Humboldt riding through the Baraba Steppe (Illustration Credit 16.2)
As they sat in silence, hot and cramped behind tightly shut windows in their small carriages, they passed through a landscape of death. The ‘traces of the pest’ were everywhere, Humboldt’s companion Gustav Rose noted in his diary. Fires burned at the entrances and exits of the villages as a ritual to ‘clean the air’. They saw small makeshift hospitals and dead animals lying in the fields. In one small village alone, 500 horses had died.
After a few days of uncomfortable travelling, they reached the Obi River which marked the end of the steppes. As this was also the demarcation line of the anthrax epidemic, they only had to cross the river to escape. But as they prepared, the wind picked up and quickly turned into a raging storm. The waves were too high for the ferry that shipped carriages and people across. For once, Humboldt didn’t mind the delay. The past few days had been tense but now it was almost over. They grilled some fresh fish and enjoyed the rain because the mosquitoes had disappeared. Finally, they could take off their suffocating masks. On the other side the mountains were waiting for Humboldt. When the storm calmed, they crossed the river and on 2 August they arrived at the thriving mining town of Barnaul – Humboldt had almost reached his destination. They had travelled the 1,000 miles from Tobolsk in just nine days. They were now 3,500 miles east of Berlin, as far as Caracas was to the west of Berlin, Humboldt calculated.

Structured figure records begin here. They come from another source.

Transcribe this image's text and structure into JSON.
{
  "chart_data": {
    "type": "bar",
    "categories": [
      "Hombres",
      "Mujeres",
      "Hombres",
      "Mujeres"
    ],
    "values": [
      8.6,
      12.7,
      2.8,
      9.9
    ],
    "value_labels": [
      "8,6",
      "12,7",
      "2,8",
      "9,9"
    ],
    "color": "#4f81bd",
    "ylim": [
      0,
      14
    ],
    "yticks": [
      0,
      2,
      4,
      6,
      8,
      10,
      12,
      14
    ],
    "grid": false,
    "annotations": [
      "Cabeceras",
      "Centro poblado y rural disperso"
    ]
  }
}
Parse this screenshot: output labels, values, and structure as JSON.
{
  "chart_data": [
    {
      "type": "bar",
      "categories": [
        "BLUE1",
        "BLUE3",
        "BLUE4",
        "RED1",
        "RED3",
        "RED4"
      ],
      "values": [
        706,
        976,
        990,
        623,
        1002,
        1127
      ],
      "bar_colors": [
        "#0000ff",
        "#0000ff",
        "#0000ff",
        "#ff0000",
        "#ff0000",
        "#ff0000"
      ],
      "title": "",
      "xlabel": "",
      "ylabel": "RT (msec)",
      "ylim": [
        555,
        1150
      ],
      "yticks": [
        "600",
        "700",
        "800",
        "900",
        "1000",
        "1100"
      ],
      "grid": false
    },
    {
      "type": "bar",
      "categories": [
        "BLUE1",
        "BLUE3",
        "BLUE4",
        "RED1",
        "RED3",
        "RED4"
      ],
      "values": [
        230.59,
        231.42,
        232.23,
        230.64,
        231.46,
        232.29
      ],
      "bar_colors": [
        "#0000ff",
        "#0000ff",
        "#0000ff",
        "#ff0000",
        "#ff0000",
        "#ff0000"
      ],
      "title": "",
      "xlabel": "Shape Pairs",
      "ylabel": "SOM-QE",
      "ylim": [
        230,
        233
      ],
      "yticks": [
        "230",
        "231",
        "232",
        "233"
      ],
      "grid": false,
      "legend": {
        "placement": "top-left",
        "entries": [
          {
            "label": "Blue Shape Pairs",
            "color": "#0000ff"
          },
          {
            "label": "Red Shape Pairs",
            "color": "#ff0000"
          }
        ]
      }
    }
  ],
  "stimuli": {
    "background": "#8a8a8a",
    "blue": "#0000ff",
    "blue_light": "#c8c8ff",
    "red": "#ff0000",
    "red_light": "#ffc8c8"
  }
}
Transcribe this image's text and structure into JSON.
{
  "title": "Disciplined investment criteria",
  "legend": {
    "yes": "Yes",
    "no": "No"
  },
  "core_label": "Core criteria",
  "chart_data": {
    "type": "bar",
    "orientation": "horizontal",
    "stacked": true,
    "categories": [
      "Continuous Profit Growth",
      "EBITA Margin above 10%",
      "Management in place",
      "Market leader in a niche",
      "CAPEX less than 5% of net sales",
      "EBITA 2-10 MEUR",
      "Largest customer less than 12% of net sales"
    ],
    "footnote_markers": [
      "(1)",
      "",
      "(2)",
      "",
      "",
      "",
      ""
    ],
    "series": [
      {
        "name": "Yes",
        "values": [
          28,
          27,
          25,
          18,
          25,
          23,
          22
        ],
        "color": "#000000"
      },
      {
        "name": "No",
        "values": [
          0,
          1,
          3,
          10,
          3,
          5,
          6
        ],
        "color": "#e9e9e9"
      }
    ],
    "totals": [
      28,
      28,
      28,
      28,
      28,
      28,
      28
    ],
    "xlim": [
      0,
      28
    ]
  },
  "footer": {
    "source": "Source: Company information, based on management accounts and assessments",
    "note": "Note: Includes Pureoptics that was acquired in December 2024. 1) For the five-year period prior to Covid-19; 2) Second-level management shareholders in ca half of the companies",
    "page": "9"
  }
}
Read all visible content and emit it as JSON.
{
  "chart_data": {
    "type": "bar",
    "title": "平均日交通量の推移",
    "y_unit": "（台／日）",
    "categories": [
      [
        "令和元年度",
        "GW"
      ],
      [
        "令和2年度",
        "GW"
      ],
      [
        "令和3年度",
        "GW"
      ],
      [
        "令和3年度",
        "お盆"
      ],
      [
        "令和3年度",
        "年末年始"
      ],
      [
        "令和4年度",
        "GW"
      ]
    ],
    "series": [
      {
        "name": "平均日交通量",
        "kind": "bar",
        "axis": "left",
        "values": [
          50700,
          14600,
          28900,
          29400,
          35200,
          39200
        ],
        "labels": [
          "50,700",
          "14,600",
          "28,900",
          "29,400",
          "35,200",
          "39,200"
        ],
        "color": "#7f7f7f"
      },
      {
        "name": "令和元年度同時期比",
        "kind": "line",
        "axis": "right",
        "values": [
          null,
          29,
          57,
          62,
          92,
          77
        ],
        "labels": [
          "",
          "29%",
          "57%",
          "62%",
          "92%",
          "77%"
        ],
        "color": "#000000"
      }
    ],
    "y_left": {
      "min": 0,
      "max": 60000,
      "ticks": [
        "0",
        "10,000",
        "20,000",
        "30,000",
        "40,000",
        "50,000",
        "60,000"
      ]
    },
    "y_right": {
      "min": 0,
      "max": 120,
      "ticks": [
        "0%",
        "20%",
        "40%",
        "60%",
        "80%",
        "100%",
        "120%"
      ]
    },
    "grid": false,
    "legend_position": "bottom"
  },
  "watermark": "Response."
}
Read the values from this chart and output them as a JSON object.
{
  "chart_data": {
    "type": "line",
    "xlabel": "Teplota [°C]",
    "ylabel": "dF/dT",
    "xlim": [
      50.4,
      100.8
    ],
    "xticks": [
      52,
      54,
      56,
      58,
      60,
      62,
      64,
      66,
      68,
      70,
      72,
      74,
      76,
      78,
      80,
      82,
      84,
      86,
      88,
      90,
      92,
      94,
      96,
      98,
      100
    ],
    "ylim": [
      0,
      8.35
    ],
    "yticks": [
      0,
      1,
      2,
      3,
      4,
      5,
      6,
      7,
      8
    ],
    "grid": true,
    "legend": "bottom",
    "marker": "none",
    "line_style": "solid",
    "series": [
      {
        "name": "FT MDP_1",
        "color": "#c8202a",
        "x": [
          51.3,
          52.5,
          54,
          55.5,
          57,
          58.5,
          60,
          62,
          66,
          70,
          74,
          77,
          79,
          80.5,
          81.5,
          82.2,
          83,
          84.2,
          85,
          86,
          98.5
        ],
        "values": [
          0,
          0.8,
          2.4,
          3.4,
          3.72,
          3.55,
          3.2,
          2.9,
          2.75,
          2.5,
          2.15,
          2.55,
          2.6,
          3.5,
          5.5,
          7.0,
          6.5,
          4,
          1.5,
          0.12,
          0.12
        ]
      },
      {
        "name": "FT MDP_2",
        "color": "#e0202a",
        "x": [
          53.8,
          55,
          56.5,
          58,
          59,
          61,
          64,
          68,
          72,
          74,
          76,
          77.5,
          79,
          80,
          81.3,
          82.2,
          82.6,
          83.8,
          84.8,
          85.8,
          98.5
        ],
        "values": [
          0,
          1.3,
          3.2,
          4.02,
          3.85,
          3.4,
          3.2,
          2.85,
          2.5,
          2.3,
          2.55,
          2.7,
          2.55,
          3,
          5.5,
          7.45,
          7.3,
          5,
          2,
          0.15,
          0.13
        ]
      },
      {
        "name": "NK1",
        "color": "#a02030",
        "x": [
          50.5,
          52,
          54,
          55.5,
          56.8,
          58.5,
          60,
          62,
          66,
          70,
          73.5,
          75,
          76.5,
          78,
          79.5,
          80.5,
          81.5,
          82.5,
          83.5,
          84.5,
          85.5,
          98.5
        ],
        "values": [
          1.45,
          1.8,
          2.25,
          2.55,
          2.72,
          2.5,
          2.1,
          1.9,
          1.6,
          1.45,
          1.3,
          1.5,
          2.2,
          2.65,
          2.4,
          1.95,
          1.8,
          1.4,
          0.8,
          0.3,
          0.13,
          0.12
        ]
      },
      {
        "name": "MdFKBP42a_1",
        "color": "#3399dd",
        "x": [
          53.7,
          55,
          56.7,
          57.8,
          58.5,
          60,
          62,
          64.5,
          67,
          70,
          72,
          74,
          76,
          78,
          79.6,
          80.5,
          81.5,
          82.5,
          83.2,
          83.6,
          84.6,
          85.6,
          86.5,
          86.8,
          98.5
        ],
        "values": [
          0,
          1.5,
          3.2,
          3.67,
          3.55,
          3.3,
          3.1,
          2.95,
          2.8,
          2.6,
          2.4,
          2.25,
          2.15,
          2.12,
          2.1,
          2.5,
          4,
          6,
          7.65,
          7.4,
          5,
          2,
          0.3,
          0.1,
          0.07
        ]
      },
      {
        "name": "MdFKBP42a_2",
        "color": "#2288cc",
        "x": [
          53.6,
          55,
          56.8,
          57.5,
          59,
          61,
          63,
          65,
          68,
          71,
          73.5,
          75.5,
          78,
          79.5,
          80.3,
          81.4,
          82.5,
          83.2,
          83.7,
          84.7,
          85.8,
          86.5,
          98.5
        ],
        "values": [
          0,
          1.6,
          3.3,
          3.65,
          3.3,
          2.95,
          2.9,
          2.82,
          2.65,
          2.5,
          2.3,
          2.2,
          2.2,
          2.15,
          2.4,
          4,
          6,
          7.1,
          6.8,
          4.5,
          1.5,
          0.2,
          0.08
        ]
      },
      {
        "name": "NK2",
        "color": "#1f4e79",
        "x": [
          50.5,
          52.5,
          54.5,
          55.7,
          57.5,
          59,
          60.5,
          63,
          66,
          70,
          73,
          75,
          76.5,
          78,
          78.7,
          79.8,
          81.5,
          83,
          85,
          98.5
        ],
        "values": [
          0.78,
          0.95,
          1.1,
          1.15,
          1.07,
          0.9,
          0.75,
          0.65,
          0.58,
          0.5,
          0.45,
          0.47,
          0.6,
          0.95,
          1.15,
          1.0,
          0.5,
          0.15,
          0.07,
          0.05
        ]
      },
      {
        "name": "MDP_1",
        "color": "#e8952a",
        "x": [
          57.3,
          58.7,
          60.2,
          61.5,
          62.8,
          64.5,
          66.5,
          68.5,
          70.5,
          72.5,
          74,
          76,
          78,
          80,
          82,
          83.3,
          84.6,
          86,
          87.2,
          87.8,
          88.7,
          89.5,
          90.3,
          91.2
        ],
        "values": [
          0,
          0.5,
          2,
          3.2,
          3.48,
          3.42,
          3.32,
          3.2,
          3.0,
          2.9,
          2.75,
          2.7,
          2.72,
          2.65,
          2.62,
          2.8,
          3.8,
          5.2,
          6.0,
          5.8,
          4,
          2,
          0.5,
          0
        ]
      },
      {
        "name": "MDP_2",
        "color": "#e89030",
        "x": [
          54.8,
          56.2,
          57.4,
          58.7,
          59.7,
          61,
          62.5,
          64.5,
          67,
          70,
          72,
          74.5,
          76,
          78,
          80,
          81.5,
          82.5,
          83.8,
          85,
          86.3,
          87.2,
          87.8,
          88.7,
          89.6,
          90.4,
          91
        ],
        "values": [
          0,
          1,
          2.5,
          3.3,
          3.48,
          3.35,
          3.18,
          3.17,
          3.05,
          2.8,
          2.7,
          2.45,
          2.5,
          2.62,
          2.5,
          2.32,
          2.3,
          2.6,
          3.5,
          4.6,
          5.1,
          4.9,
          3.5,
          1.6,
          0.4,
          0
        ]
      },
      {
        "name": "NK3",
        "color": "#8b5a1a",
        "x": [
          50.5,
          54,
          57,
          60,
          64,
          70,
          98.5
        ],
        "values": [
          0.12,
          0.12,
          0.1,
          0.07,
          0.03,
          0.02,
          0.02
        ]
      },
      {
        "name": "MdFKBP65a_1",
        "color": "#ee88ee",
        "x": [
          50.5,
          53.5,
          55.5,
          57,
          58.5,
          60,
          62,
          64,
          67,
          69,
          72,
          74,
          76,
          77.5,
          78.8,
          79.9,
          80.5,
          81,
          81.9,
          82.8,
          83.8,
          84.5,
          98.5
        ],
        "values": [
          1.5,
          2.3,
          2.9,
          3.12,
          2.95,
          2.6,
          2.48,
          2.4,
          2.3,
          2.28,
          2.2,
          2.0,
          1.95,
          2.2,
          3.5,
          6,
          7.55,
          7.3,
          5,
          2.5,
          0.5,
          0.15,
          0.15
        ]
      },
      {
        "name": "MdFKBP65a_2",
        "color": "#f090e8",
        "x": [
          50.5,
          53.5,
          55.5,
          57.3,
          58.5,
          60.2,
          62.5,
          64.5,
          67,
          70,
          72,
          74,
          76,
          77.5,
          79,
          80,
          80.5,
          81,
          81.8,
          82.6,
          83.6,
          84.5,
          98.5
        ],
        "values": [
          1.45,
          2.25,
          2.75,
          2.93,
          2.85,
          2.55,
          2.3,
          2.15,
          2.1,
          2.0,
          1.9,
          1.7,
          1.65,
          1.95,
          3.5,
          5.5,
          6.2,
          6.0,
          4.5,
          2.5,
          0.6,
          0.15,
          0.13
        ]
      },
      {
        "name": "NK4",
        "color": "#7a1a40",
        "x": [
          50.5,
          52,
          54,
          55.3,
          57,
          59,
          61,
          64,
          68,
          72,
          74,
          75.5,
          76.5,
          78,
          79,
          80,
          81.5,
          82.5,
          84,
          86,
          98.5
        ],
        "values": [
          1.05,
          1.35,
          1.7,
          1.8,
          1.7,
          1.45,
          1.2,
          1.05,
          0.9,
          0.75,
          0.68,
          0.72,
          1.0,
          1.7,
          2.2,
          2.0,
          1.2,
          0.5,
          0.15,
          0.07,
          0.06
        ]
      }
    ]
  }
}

Three days later, on 5 August, Humboldt saw the Altai Mountains for the first time, rising in the distance. In the foothills there were more mines and foundries which they investigated as they pressed on to Ust-Kamenogorsk, a fortress near the border of Mongolia – Oskemen, in today’s Kazakhstan. From there the paths into the mountains became so steep that they left their carriages and most of the baggage behind at the fortress, continuing on small narrow flat carts that the locals used. Often they went on foot as they climbed higher, passing gigantic granite walls and caves where Humboldt examined the rock strata, scribbling notes and drawing sketches. Sometimes when his scientific travel companions Gustav Rose and Christian Gottfried Ehrenberg were collecting plants and rocks, Humboldt became impatient and dashed ahead to climb even higher or to reach a cave. Ehrenberg became so distracted by the plants that the accompanying Cossacks had regularly to search for him. Once they found him soaking wet, standing in a bog with some grasses in one hand and in the other some moss-like specimen which he declared bleary-eyed was the same as the one that ‘covered the bottom of the Red Sea’.
Humboldt was back in his element. Crawling into deep shafts, chiselling off rocks, pressing plants and scrambling up mountains, he compared the ore veins he found with those in New Granada in South America, the mountains themselves with those of the Andes, and the Siberian steppes with the Llanos in Venezuela. The Urals might have been important in terms of commercial mining, Humboldt said, but the ‘real joy’ of the expedition had only begun in the Altai Mountains.